In The Surge 2 all this is, but to a lesser extent, since the attack sequences of enemies are sometimes simpler. The damage inflicted is still high, as well as the intransigence that regulates the so-called "action windows".
Rather than copying the From system into the trunk, the developers added other variables, turning the experience into something faithful to the paradigm and also quite different.
And this, of course, is something we really enjoyed. The blue energy bar immediately leaps to the eye, and is in practice a kind of kinetic force that accumulates by fighting, necessary to activate some specific skills such as care. Even the glorious parry is fundamental since it allows to unbalance the enemy gaining a real advantage, not to mention the stamina, which imposes the rhythm of each fight and so on.
In any case, perhaps more than all the rest, the central (and unpublished) element is the directional parade. Basically we will have four directions to choose from with the lever, so as to accommodate the incoming blow with the correct posture and avoid the impact. Observing the animations and understanding the times will be vital, since some details are intentionally ambiguous, designed to deceive our guard.

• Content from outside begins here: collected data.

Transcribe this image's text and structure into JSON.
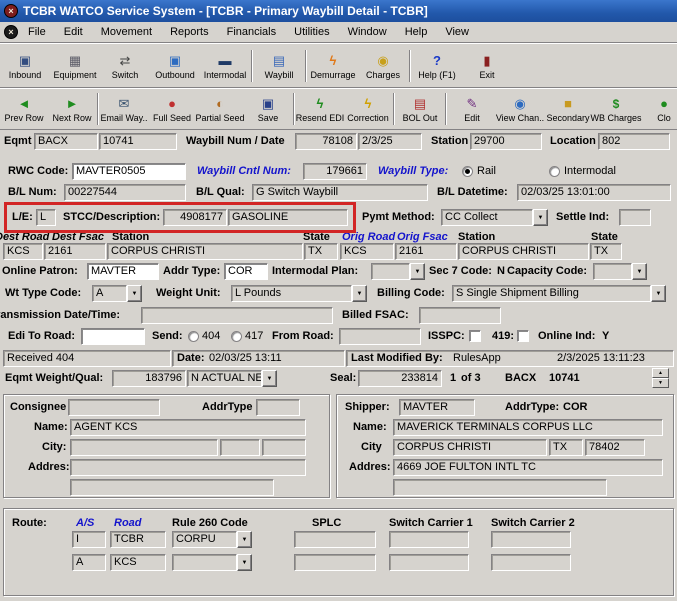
{
  "colors": {
    "titlebar_blue": "#2258ab",
    "label_blue": "#1414cc",
    "highlight_red": "#d22525",
    "window_gray": "#d6d3ce"
  },
  "window": {
    "title": "TCBR WATCO Service System - [TCBR - Primary Waybill Detail - TCBR]"
  },
  "menu": {
    "items": [
      "File",
      "Edit",
      "Movement",
      "Reports",
      "Financials",
      "Utilities",
      "Window",
      "Help",
      "View"
    ]
  },
  "toolbar_main": {
    "items": [
      {
        "label": "Inbound"
      },
      {
        "label": "Equipment"
      },
      {
        "label": "Switch"
      },
      {
        "label": "Outbound"
      },
      {
        "label": "Intermodal"
      },
      {
        "label": "Waybill"
      },
      {
        "label": "Demurrage"
      },
      {
        "label": "Charges"
      },
      {
        "label": "Help (F1)"
      },
      {
        "label": "Exit"
      }
    ]
  },
  "toolbar_actions": {
    "items": [
      {
        "label": "Prev Row"
      },
      {
        "label": "Next Row"
      },
      {
        "label": "Email Way.."
      },
      {
        "label": "Full Seed"
      },
      {
        "label": "Partial Seed"
      },
      {
        "label": "Save"
      },
      {
        "label": "Resend EDI"
      },
      {
        "label": "Correction"
      },
      {
        "label": "BOL Out"
      },
      {
        "label": "Edit"
      },
      {
        "label": "View Chan.."
      },
      {
        "label": "Secondary"
      },
      {
        "label": "WB Charges"
      },
      {
        "label": "Clo"
      }
    ]
  },
  "header": {
    "eqmt_label": "Eqmt",
    "eqmt_initial": "BACX",
    "eqmt_number": "10741",
    "waybill_num_date_label": "Waybill Num / Date",
    "waybill_num": "78108",
    "waybill_date": "2/3/25",
    "station_label": "Station",
    "station": "29700",
    "location_label": "Location",
    "location": "802"
  },
  "waybill": {
    "rwc_code_label": "RWC Code:",
    "rwc_code": "MAVTER0505",
    "cntl_num_label": "Waybill Cntl Num:",
    "cntl_num": "179661",
    "type_label": "Waybill Type:",
    "type_rail": "Rail",
    "type_intermodal": "Intermodal",
    "bl_num_label": "B/L Num:",
    "bl_num": "00227544",
    "bl_qual_label": "B/L Qual:",
    "bl_qual": "G Switch Waybill",
    "bl_datetime_label": "B/L Datetime:",
    "bl_datetime": "02/03/25 13:01:00",
    "le_label": "L/E:",
    "le": "L",
    "stcc_label": "STCC/Description:",
    "stcc_code": "4908177",
    "stcc_desc": "GASOLINE",
    "pymt_method_label": "Pymt Method:",
    "pymt_method": "CC Collect",
    "settle_ind_label": "Settle Ind:",
    "settle_ind": ""
  },
  "od": {
    "dest_road_label": "Dest Road",
    "dest_fsac_label": "Dest Fsac",
    "dest_station_label": "Station",
    "dest_state_label": "State",
    "orig_road_label": "Orig Road",
    "orig_fsac_label": "Orig Fsac",
    "orig_station_label": "Station",
    "orig_state_label": "State",
    "dest_road": "KCS",
    "dest_fsac": "2161",
    "dest_station": "CORPUS CHRISTI",
    "dest_state": "TX",
    "orig_road": "KCS",
    "orig_fsac": "2161",
    "orig_station": "CORPUS CHRISTI",
    "orig_state": "TX"
  },
  "details": {
    "online_patron_label": "Online Patron:",
    "online_patron": "MAVTER",
    "addr_type_label": "Addr Type:",
    "addr_type": "COR",
    "intermodal_plan_label": "Intermodal Plan:",
    "intermodal_plan": "",
    "sec7_label": "Sec 7 Code:",
    "sec7": "N",
    "capacity_label": "Capacity Code:",
    "capacity": "",
    "wt_type_label": "Wt Type Code:",
    "wt_type": "A",
    "weight_unit_label": "Weight Unit:",
    "weight_unit": "L Pounds",
    "billing_label": "Billing Code:",
    "billing": "S Single Shipment Billing",
    "transmission_label": "Transmission Date/Time:",
    "transmission": "",
    "billed_fsac_label": "Billed FSAC:",
    "billed_fsac": "",
    "edi_to_road_label": "Edi To Road:",
    "edi_to_road": "",
    "send_label": "Send:",
    "send_404": "404",
    "send_417": "417",
    "from_road_label": "From Road:",
    "from_road": "",
    "isspc_label": "ISSPC:",
    "r419_label": "419:",
    "online_ind_label": "Online Ind:",
    "online_ind": "Y"
  },
  "status": {
    "received": "Received 404",
    "date_label": "Date:",
    "date": "02/03/25 13:11",
    "modified_label": "Last Modified By:",
    "modified_by": "RulesApp",
    "modified_at": "2/3/2025 13:11:23"
  },
  "equipment": {
    "weight_label": "Eqmt Weight/Qual:",
    "weight": "183796",
    "weight_qual": "N ACTUAL NET",
    "seal_label": "Seal:",
    "seal": "233814",
    "seal_index": "1",
    "seal_count_label": "of 3",
    "eqmt_initial": "BACX",
    "eqmt_number": "10741"
  },
  "consignee": {
    "title": "Consignee",
    "code": "",
    "addr_type_label": "AddrType",
    "addr_type": "",
    "name_label": "Name:",
    "name": "AGENT KCS",
    "city_label": "City:",
    "city": "",
    "state": "",
    "zip": "",
    "address_label": "Addres:",
    "address1": "",
    "address2": ""
  },
  "shipper": {
    "title": "Shipper:",
    "code": "MAVTER",
    "addr_type_label": "AddrType:",
    "addr_type": "COR",
    "name_label": "Name:",
    "name": "MAVERICK TERMINALS CORPUS LLC",
    "city_label": "City",
    "city": "CORPUS CHRISTI",
    "state": "TX",
    "zip": "78402",
    "address_label": "Addres:",
    "address1": "4669 JOE FULTON INTL TC",
    "address2": ""
  },
  "route": {
    "title": "Route:",
    "as_label": "A/S",
    "road_label": "Road",
    "rule260_label": "Rule 260 Code",
    "splc_label": "SPLC",
    "sw1_label": "Switch Carrier 1",
    "sw2_label": "Switch Carrier 2",
    "rows": [
      {
        "as": "I",
        "road": "TCBR",
        "rule260": "CORPU",
        "splc": "",
        "sw1": "",
        "sw2": ""
      },
      {
        "as": "A",
        "road": "KCS",
        "rule260": "",
        "splc": "",
        "sw1": "",
        "sw2": ""
      }
    ]
  }
}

The idea of dismemberment, on the other hand, is doubly brilliant: once exhausted an opponent we can choose to aim the decisive blow at a specific limb, which however will have a more or less high resistance depending on the degree of armor. Once the destination is decided, a mini-cutscene will start, which will see us violently sever the "piece" of the enemy.
The point is that every limb brings with it a specific drop, necessary for character upgrades, so we must also consider this variation: understanding what we need and insisting or not (sometimes even extending battle times) to bring it to us home. Besides being fun and "new", this approach is inextricably linked to the mechanics of progression (and farming).

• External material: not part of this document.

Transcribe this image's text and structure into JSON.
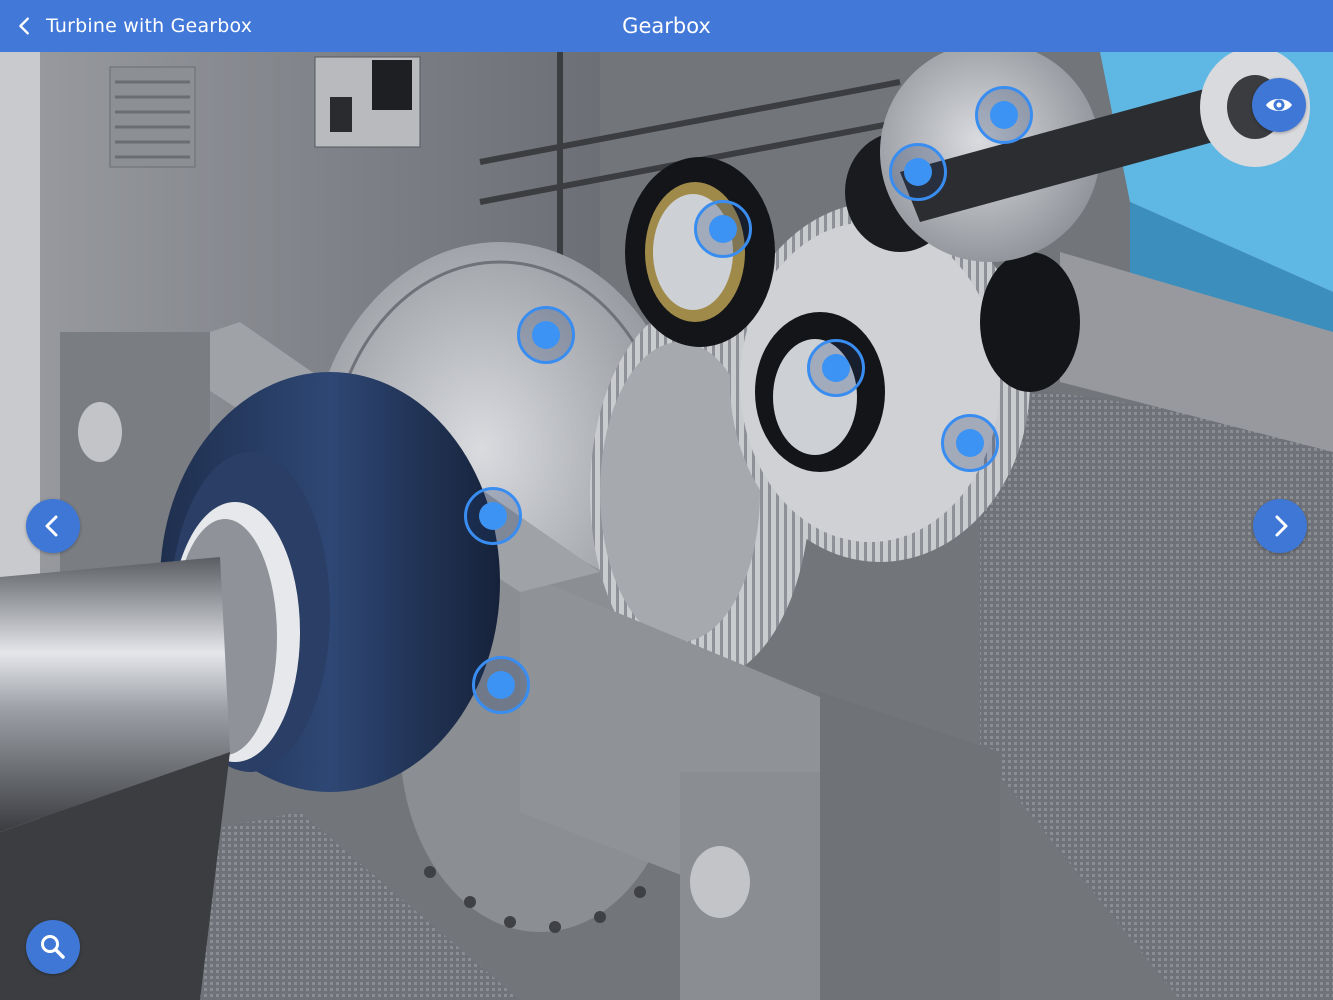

It goes without saying that all this is inextricably linked to the dynamics of crafting: the menu is vast and articulated, and is divided into several categories, among which the one of the plants stands out, perhaps even more important than the traditional section "statistics ". From the enemies in fact you can collect not only materials, weapons or objects, but also projects, to be used to create a wide range of physical improvements: it is a feature that represents the very core of the gameplay, and for now it has seemed remarkably multifaceted and stimulating.
In all this, however, it must be said that the behavior of the adversaries has not always proved satisfactory ; the individual's AI certainly does not excel, and at times it seemed to us that they detected our presence almost automatically, as if they were equipped with a super-view. In addition, the damage is very high and some gunshots seem impossible to block. Moreover, and this has really bothered us, the parade posture cannot be superimposed on the dodging movement, a limit that renders the fight unnecessarily woody.
Here, we would like the difficulty of the game to be well calibrated, and to do without these expedients, focusing more on the facets of the already excellent mechanics inserted. We hope that Deck 13 has the opportunity to retouch these and other small smears, which are also present in the old title, because if this were so The Surge 2 could finally explain its glass and metal wings and be noticed by the general public.